With two different minds, Stubby and I begin our ritual of walking in the woods. She cannot wait and I of course want to make her wait. I want to trim the mania and bulging dog eyeball moments to a minimum right out of the gate. Start out with control and I am more likely to have some left when we come back.

So it all starts with crossing the road. That damn road. The road that cost Stubby one of her legs. The road that everyone but the residents speeds on. I am no fool. Well, I like to feed the illusion anyway. I know Stubby does what Stubby wants when she knows my eyes and ears are employed elsewhere. But when we approach the road I have a very specific ritual I make her suffer through.

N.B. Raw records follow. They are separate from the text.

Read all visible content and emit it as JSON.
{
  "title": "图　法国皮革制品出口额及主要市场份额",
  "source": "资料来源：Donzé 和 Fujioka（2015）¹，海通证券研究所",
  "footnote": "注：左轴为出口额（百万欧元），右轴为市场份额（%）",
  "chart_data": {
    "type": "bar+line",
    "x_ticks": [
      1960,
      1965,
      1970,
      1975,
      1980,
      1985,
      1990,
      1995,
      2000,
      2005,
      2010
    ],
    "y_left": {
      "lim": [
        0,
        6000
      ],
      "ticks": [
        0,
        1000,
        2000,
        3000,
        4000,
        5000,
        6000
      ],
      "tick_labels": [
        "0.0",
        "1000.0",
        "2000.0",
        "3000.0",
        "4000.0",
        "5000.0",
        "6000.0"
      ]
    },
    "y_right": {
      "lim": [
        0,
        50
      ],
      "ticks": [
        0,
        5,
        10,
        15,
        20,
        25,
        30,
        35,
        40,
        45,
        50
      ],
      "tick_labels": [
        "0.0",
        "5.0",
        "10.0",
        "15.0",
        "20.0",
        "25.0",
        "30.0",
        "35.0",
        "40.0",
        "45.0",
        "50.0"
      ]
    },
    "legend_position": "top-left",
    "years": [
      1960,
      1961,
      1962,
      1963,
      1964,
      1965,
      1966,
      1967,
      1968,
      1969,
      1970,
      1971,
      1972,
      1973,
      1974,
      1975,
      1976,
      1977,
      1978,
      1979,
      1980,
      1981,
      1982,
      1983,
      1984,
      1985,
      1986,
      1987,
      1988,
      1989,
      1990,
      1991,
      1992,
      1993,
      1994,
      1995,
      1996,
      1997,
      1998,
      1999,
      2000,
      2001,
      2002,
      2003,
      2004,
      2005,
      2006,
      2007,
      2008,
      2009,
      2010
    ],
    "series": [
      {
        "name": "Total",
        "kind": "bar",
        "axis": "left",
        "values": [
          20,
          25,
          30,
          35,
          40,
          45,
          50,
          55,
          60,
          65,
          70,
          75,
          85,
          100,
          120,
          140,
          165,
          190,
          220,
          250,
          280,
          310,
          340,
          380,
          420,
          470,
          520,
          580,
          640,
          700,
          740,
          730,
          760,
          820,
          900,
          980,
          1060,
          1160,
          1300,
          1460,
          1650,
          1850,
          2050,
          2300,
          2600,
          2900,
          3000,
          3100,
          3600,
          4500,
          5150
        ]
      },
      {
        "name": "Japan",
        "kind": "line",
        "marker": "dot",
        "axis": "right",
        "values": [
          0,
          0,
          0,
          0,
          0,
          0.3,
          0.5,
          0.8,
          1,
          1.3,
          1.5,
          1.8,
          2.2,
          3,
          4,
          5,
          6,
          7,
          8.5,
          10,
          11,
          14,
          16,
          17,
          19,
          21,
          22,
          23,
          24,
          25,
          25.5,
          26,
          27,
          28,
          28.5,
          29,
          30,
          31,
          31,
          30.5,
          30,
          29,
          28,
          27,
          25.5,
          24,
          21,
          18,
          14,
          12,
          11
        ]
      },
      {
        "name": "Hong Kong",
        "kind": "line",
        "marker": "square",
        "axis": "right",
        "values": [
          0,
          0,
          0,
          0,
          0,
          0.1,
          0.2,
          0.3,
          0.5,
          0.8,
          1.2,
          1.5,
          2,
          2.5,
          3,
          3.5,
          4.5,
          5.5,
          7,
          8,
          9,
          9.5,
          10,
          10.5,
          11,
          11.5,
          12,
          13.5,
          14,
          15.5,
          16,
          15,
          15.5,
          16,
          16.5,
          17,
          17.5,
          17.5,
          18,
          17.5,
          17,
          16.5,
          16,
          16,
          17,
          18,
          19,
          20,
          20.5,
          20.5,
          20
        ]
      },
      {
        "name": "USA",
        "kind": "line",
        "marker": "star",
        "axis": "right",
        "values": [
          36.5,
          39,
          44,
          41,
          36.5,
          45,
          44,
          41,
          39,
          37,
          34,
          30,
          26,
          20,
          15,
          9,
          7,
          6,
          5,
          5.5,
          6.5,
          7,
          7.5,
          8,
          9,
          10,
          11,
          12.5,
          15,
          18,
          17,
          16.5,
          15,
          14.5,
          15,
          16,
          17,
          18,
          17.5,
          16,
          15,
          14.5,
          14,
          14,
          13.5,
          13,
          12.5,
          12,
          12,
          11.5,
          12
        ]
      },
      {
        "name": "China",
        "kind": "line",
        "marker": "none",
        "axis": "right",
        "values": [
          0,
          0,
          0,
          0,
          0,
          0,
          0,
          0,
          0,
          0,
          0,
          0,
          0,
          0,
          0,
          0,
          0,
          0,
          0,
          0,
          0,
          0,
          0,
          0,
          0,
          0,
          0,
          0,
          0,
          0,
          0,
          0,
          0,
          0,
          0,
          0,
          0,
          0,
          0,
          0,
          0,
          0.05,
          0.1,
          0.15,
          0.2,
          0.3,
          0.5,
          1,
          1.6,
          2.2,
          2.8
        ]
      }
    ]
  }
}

"Sit", I say in my commanding dog owner voice. Stubby sits or lays. I gave up trying to get her to know the difference. At least she is still.

"Now Stub, look left", as I look left. Of course she looks at me.

"Now look right", and I look right. She is still staring at me.

"Look left again Stubb", and I look left. For some reason she always does look left the last time. Maybe she has figured out the short cut. I don't know. But as soon I say it, she is up and ready to cross when I utter that magical word, "Okay".

Once across the road, she dashes down the trail she wants to head. I always pick the other one. Why? I guess because these walks have a purpose. To instill some semblance of order in a disordered mind. So she always has to be reined in with a sharp whistle and reverse her course to suit mine. She switches her choices so often, I now wonder if she is not using some reverse psychology on me. My mind always goes back to that short cut moment when we cross the road.

We begin our walk in a counterclockwise direction on Trail #1. I am never sure why they numbered the trails as there are only two, but they did. I would have labeled them differently. One would be called "This Way" and the other one would become "That Way". They both come back to "Right Here" anyway because "That Way" runs into "This Way" and they become one always finishing "Right Here". The possibilities are not even close to endless.

I stay on the trail. Stubby doesn't. The classic dog, she crisscrosses the trail with nose to the ground. When we first began these walks when she was a puppy and still had all four legs, I did my best to turn her into the poster dog of good behaviour. Tried to keep her at my heel and looking at me with adoring eyes. I managed the adoring eyes thing, but I just had to give her the back and forth thing. I settled on being able to see her. After all, she almost always came instantly when I whistled or clapped my hands, or shouted until I was blue in the face.

I always come back from our walks or rides wondering about this "Dog Training" idea. Do we train them or do they train us? I have allowed my original purpose and intent to be molded and tweaked by this animal who is supposedly of lesser intelligence than I. If I was keeping score, I get the feeling I would not be winning. Thankfully neither of us seem to care who is winning.